Establish clear policies
Setting up clear rules, policies, and processes for managing data is crucial for data stewardship. This creates transparency around who can access data and how it can be used to help meet legal and ethical standards. We all know AI is getting smarter, but it must also be ethical and fair in its everyday use to comply with mandated standards.
Finally, you can begin acquiring the right set of tools to implement AI data governance. These include data management platforms that offer capabilities for data cataloging, lineage tracking, quality checking, and metadata management to help organize your data landscape. Additionally, automated compliance and policy enforcement tools can align your data with regulatory requirements and standards in seconds. You should also pool your resources to oversee the implementation and management of AI in your company and add on data stewards and governance officers.
API Management and AI Data Governance
Kong serves as a compelling use case for the application of AI Data Governance by providing the necessary infrastructure to enforce data governance policies in environments where AI and machine learning (ML) models are deployed. In this context, AI Data Governance entails the strategies and practices that ensure data used by AI systems is handled securely, ethically, and in compliance with regulatory standards. Here’s how Kong facilitates AI Data Governance:
Secure Data Handling and Compliance
Kong’s API Gateway acts as the frontline defense for data entering and leaving AI systems, ensuring secure data handling practices are enforced. It employs robust security measures such as SSL/TLS encryption, authentication, and authorization to protect sensitive data, including the inputs and outputs of AI/ML models. By doing so, Kong helps organizations meet the stringent data protection requirements of regulations like GDPR and CCPA, which are critical components of AI Data Governance.

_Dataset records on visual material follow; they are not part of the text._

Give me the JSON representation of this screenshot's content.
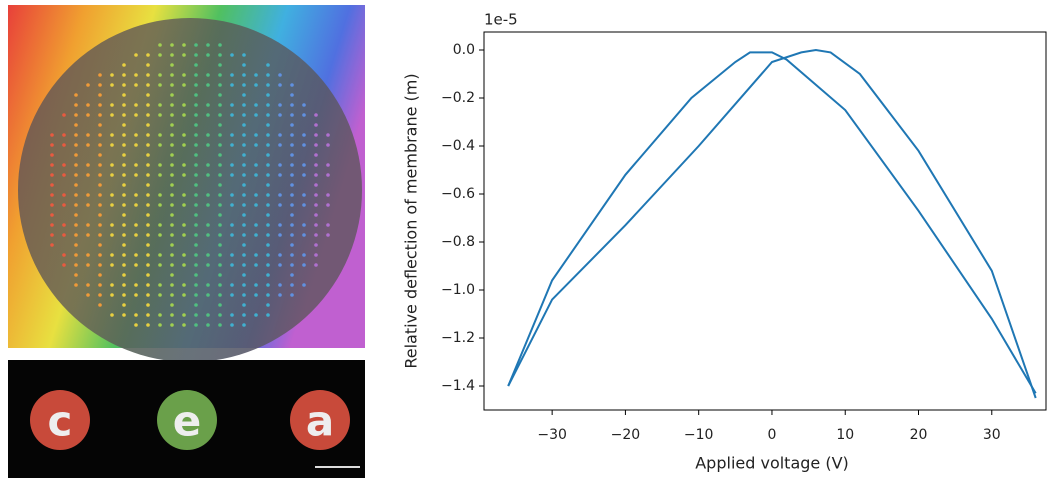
{
  "chart_data": {
    "type": "line",
    "xlabel": "Applied voltage (V)",
    "ylabel": "Relative deflection of membrane (m)",
    "offset_text": "1e-5",
    "xlim": [
      -39.3,
      37.4
    ],
    "ylim": [
      -1.5,
      0.075
    ],
    "xticks": [
      {
        "value": -30,
        "label": "−30"
      },
      {
        "value": -20,
        "label": "−20"
      },
      {
        "value": -10,
        "label": "−10"
      },
      0,
      10,
      20,
      30
    ],
    "yticks": [
      {
        "value": 0,
        "label": "0.0"
      },
      {
        "value": -0.2,
        "label": "−0.2"
      },
      {
        "value": -0.4,
        "label": "−0.4"
      },
      {
        "value": -0.6,
        "label": "−0.6"
      },
      {
        "value": -0.8,
        "label": "−0.8"
      },
      {
        "value": -1.0,
        "label": "−1.0"
      },
      {
        "value": -1.2,
        "label": "−1.2"
      },
      {
        "value": -1.4,
        "label": "−1.4"
      }
    ],
    "series": [
      {
        "color": "#1f77b4",
        "x": [
          -36,
          -30,
          -20,
          -11,
          -5,
          -3,
          0,
          2,
          10,
          20,
          30,
          36
        ],
        "values": [
          -1.4,
          -0.96,
          -0.52,
          -0.2,
          -0.05,
          -0.01,
          -0.01,
          -0.04,
          -0.25,
          -0.67,
          -1.12,
          -1.43
        ]
      },
      {
        "color": "#1f77b4",
        "x": [
          -36,
          -30,
          -20,
          -10,
          0,
          4,
          6,
          8,
          12,
          20,
          30,
          36
        ],
        "values": [
          -1.4,
          -1.04,
          -0.73,
          -0.4,
          -0.05,
          -0.01,
          0.0,
          -0.01,
          -0.1,
          -0.42,
          -0.92,
          -1.45
        ]
      }
    ]
  },
  "photo": {
    "letters": [
      "c",
      "e",
      "a"
    ]
  }
}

Fine-Grained Access Control
Kong allows for fine-grained access control over who can access AI services and data. By utilizing Kong’s capabilities to create specific policies for different user groups and services, organizations can ensure that only authorized personnel or systems have access to sensitive AI data. This level of control is essential for maintaining data privacy and ensuring that AI systems are not misused.
Data Flow Management
Kong facilitates the management of data flows between services, including those powered by AI. Through routing, transforming, and aggregating data, Kong ensures that data governance policies are applied consistently across the entire data lifecycle. This includes controlling how data is shared between microservices or external systems, essential for compliance and ethical AI use.
Auditability and Transparency
Through comprehensive logging and monitoring features, Kong provides audit trails for all API transactions, including those involving AI systems. This transparency is crucial for AI Data Governance, as it allows organizations to demonstrate compliance with data governance policies and regulations. It also enables the tracing of decisions made by AI systems back to the underlying data, supporting accountability and explainability in AI operations.
Plugin Ecosystem for Custom Governance Solutions
Kong’s extensible API platform supports the integration of custom plugins that can further enhance AI Data Governance. For example, organizations can develop plugins that anonymize sensitive data before it’s processed by AI models or that implement additional data validation checks. This adaptability allows organizations to tailor their AI governance strategies to their specific needs.
In essence, Kong empowers organizations to implement robust AI Data Governance frameworks by providing secure, compliant, and manageable infrastructure for AI and ML operations. By leveraging Kong’s capabilities, organizations can ensure their use of AI remains responsible, ethical, and aligned with both internal policies and external regulatory requirements.